黄光激光位于人眼敏感波段，在生物医学、激光显示和军事等领域具有重要的应用。通过对LD泵浦的晶体进行倍频已获得红、绿、蓝等可见光波段的激光输出，唯独黄光激光因缺少相应的基频光而无法倍频直接实现。本项目拟采用蓝光LD抽运Dy:Ln2O3-Al2O3晶体直接实现黄光激光。该体系具有介电常数大、带隙宽、热导率高、声子能量低等优点，而且大多同成分熔化，采用微下拉法或提拉法较易获得优质晶体。首先，基于该二元体系构建4f轨道杂化模型进行结构选型和组成设计，然后采用微下拉法高通量制备晶体光纤，研究其结构、缺陷、物化和光谱性能等，重点是研究晶体结构与性能之间的关系，并共掺其它敏化离子进行能级耦合的理论及实验研究，进行量子剪裁，调制黄光峰值波长，提高发光量子效率。接着从中筛选优化出2~3种合适的晶体类型，采用提拉法生长出大尺寸高质量晶体。最后设计激光腔和膜系参数，利用LD泵浦直接实现高效、稳定的黄光激光输出。

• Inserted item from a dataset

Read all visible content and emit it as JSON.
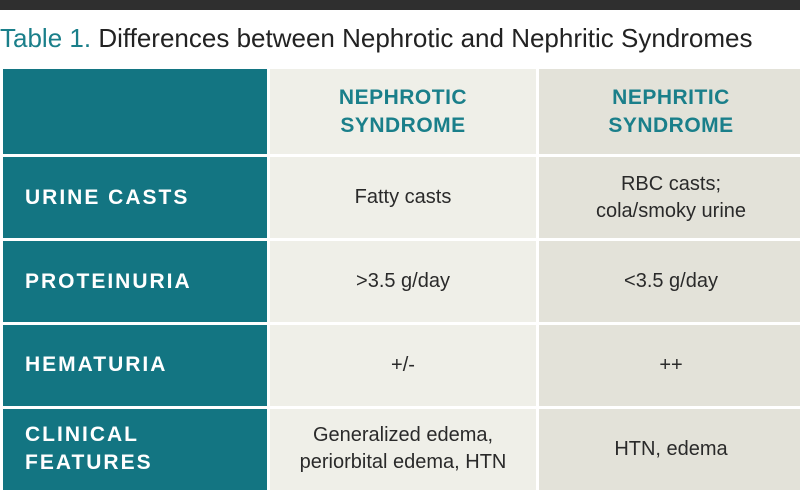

全固态黄光激光在激光显示、雷达、生物医学等方面具有重要的应用。本项目以Dy:Y2O3-Al2O3二元体系作为研究对象，高通量制备了Dy3+激活的荧光粉、单晶和混晶等，系统研究其物化、力学、热学、光学、光谱学和激光性能等。本项目的主要研究内容和成果如下：.（1）研究了Dy3+掺杂的YAlO3(YAP)、Y3Al5O12(YAG)、Y4Al2O9和LaMgAl11O19等系列荧光粉的合成和光谱性能。采用高温固相烧结法高通量合成了不同浓度Dy3+掺杂的荧光粉，研究其物相结构和光谱性能等，计算了色度坐标，通过分析比较得出实现黄光发射的最佳掺杂浓度。.（2）研究了Dy3+激活的YAG、(Lu,Y)3Al5O12和YAP等晶体的生长、结构、缺陷、力学性能和光谱性能等。采用提拉法生长获得最大尺寸ф28mm×120mm的高质量Dy:YAG晶体，采用纳米压痕法对晶片的力学性能进行了测试分析，分析了各晶体中Dy3+的浓度效应与荧光动力学，详细研究并总结了晶体的结构与光谱性能的关系。. （3）研究了共掺敏化离子对Dy3+:YAG、Dy3+:YAP和Dy3+:(Lu,Y)3Al5O12等晶体黄光性能的影响。采用提拉法生长了Dy3+与Cr3+、Ce3+、Tb3+、Eu3+、Pr3+、Ho3+等离子分别共掺杂的YAG晶体，以及Dy3+与Tb3+、Tm3+、Yb3+等离子分别共掺杂的YAP晶体等，通过对其吸收光谱、荧光光谱和衰减曲线的测试研究，发现在Dy,Tb:YAG和Dy,Eu:YAG晶体中，Tb3+和Eu3+使得黄光波段的发光量子效率和发射截面增大，在一系列Dy3+:(Lu,Y)3Al5O12混晶中Dy:Lu1.5Y1.5Al5O12具有最大的黄光发射强度，从中筛选优化出Dy,Tb:YAG和Dy,Eu:YAG、Dy:Lu1.5Y1.5Al5O12等晶体为黄光激光增益介质。.（4）研究了Dy3+激活YAG晶体的激光性能。.从生长的晶体中切割加工出多种尺寸的晶体器件，研究其激光性能。利用447nm半导体激光二极管泵浦2at%Dy3+:YAG晶体，获得了中心波长为582.5nm、最大输出功率为166.8μW的黄光激光输出，这是该晶体首次实现连续运转的黄光激光输出。.本项目实施期间在国内外学术刊物上发表论文16篇，授权专利4项，申请国内发明专利2项，培养研究生4名，完成了项目的任务和指标。